Characterization of MgCl2/AC composite adsorbent and its water vapor adsorption for solar drying system application

In order to realize dehumidification and heat recovery from solar drying system, a fresh walnut-shell activated carbon (AC0) was prepared by KOH chemical activation method and used as a novel host matrix for hygroscopic salt MgCl2 impregnation. The effects of MgCl2 loading amounts and cerium (Ce) addition on water vapor adsorption performance of the composite adsorbents were investigated. N2 adsorption-desorption isotherm and scanning electron microscope were employed to characterize pore development and morphology of the composite adsorbents. Finally, regenerabilities and stabilities of AC0, AC40 (theoretical MgCl2 loading amount 40 wt%), and AC404 (theoretical MgCl2 loading amount 40 wt% and theoretical Ce addition amount 4 wt%) were studied. The results show that water vapor adsorption amount of the composite adsorbents decreases slightly and then increases significantly with the increase of the MgCl2 loading amount.

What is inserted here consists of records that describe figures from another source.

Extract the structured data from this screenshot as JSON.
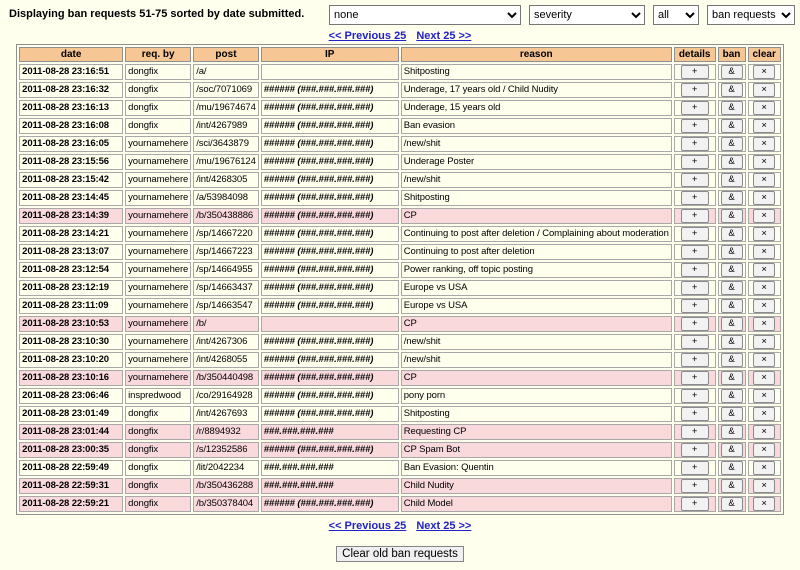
{
  "header": {
    "title": "Displaying ban requests 51-75 sorted by date submitted."
  },
  "filters": {
    "sort": "none",
    "severity": "severity",
    "scope": "all",
    "view": "ban requests"
  },
  "pagination": {
    "prev": "<< Previous 25",
    "next": "Next 25 >>"
  },
  "table": {
    "headers": [
      "date",
      "req. by",
      "post",
      "IP",
      "reason",
      "details",
      "ban",
      "clear"
    ],
    "row_buttons": {
      "details": "+",
      "ban": "&",
      "clear": "×"
    },
    "rows": [
      {
        "date": "2011-08-28 23:16:51",
        "req_by": "dongfix",
        "post": "/a/",
        "ip": "",
        "reason": "Shitposting",
        "flagged": false
      },
      {
        "date": "2011-08-28 23:16:32",
        "req_by": "dongfix",
        "post": "/soc/7071069",
        "ip": "###### (###.###.###.###)",
        "reason": "Underage, 17 years old / Child Nudity",
        "flagged": false
      },
      {
        "date": "2011-08-28 23:16:13",
        "req_by": "dongfix",
        "post": "/mu/19674674",
        "ip": "###### (###.###.###.###)",
        "reason": "Underage, 15 years old",
        "flagged": false
      },
      {
        "date": "2011-08-28 23:16:08",
        "req_by": "dongfix",
        "post": "/int/4267989",
        "ip": "###### (###.###.###.###)",
        "reason": "Ban evasion",
        "flagged": false
      },
      {
        "date": "2011-08-28 23:16:05",
        "req_by": "yournamehere",
        "post": "/sci/3643879",
        "ip": "###### (###.###.###.###)",
        "reason": "/new/shit",
        "flagged": false
      },
      {
        "date": "2011-08-28 23:15:56",
        "req_by": "yournamehere",
        "post": "/mu/19676124",
        "ip": "###### (###.###.###.###)",
        "reason": "Underage Poster",
        "flagged": false
      },
      {
        "date": "2011-08-28 23:15:42",
        "req_by": "yournamehere",
        "post": "/int/4268305",
        "ip": "###### (###.###.###.###)",
        "reason": "/new/shit",
        "flagged": false
      },
      {
        "date": "2011-08-28 23:14:45",
        "req_by": "yournamehere",
        "post": "/a/53984098",
        "ip": "###### (###.###.###.###)",
        "reason": "Shitposting",
        "flagged": false
      },
      {
        "date": "2011-08-28 23:14:39",
        "req_by": "yournamehere",
        "post": "/b/350438886",
        "ip": "###### (###.###.###.###)",
        "reason": "CP",
        "flagged": true
      },
      {
        "date": "2011-08-28 23:14:21",
        "req_by": "yournamehere",
        "post": "/sp/14667220",
        "ip": "###### (###.###.###.###)",
        "reason": "Continuing to post after deletion / Complaining about moderation",
        "flagged": false
      },
      {
        "date": "2011-08-28 23:13:07",
        "req_by": "yournamehere",
        "post": "/sp/14667223",
        "ip": "###### (###.###.###.###)",
        "reason": "Continuing to post after deletion",
        "flagged": false
      },
      {
        "date": "2011-08-28 23:12:54",
        "req_by": "yournamehere",
        "post": "/sp/14664955",
        "ip": "###### (###.###.###.###)",
        "reason": "Power ranking, off topic posting",
        "flagged": false
      },
      {
        "date": "2011-08-28 23:12:19",
        "req_by": "yournamehere",
        "post": "/sp/14663437",
        "ip": "###### (###.###.###.###)",
        "reason": "Europe vs USA",
        "flagged": false
      },
      {
        "date": "2011-08-28 23:11:09",
        "req_by": "yournamehere",
        "post": "/sp/14663547",
        "ip": "###### (###.###.###.###)",
        "reason": "Europe vs USA",
        "flagged": false
      },
      {
        "date": "2011-08-28 23:10:53",
        "req_by": "yournamehere",
        "post": "/b/",
        "ip": "",
        "reason": "CP",
        "flagged": true
      },
      {
        "date": "2011-08-28 23:10:30",
        "req_by": "yournamehere",
        "post": "/int/4267306",
        "ip": "###### (###.###.###.###)",
        "reason": "/new/shit",
        "flagged": false
      },
      {
        "date": "2011-08-28 23:10:20",
        "req_by": "yournamehere",
        "post": "/int/4268055",
        "ip": "###### (###.###.###.###)",
        "reason": "/new/shit",
        "flagged": false
      },
      {
        "date": "2011-08-28 23:10:16",
        "req_by": "yournamehere",
        "post": "/b/350440498",
        "ip": "###### (###.###.###.###)",
        "reason": "CP",
        "flagged": true
      },
      {
        "date": "2011-08-28 23:06:46",
        "req_by": "inspredwood",
        "post": "/co/29164928",
        "ip": "###### (###.###.###.###)",
        "reason": "pony porn",
        "flagged": false
      },
      {
        "date": "2011-08-28 23:01:49",
        "req_by": "dongfix",
        "post": "/int/4267693",
        "ip": "###### (###.###.###.###)",
        "reason": "Shitposting",
        "flagged": false
      },
      {
        "date": "2011-08-28 23:01:44",
        "req_by": "dongfix",
        "post": "/r/8894932",
        "ip": "###.###.###.###",
        "reason": "Requesting CP",
        "flagged": true
      },
      {
        "date": "2011-08-28 23:00:35",
        "req_by": "dongfix",
        "post": "/s/12352586",
        "ip": "###### (###.###.###.###)",
        "reason": "CP Spam Bot",
        "flagged": true
      },
      {
        "date": "2011-08-28 22:59:49",
        "req_by": "dongfix",
        "post": "/lit/2042234",
        "ip": "###.###.###.###",
        "reason": "Ban Evasion: Quentin",
        "flagged": false
      },
      {
        "date": "2011-08-28 22:59:31",
        "req_by": "dongfix",
        "post": "/b/350436288",
        "ip": "###.###.###.###",
        "reason": "Child Nudity",
        "flagged": true
      },
      {
        "date": "2011-08-28 22:59:21",
        "req_by": "dongfix",
        "post": "/b/350378404",
        "ip": "###### (###.###.###.###)",
        "reason": "Child Model",
        "flagged": true
      }
    ]
  },
  "footer": {
    "clear_button_label": "Clear old ban requests"
  },
  "colors": {
    "page_bg": "#ffffee",
    "header_bg": "#f6c695",
    "flagged_row_bg": "#f9d9dc",
    "row_bg": "#ffffee",
    "link": "#2222cc"
  }
}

Under the 70% relative humidity and the adsorption temperature of 298 K, water vapor adsorption amounts of AC0, AC40, and AC404 are 0.6022 g/g, 0.9410 g/g and 1.0502 g/g, respectively. AC0 does well in excellent reversibility of water vapor adsorption. Ce addition slightly promotes uniform distribution of MgCl2 within the composite adsorbent, prevents the conversion from MgCl2·6H2O to Mg2CO3Cl(OH)·3H2O, and improves adsorption-regeneration performance. The present study confirms that the composite adsorbent would be one of the potential candidates for dehumidification and heat recovery in solar drying system.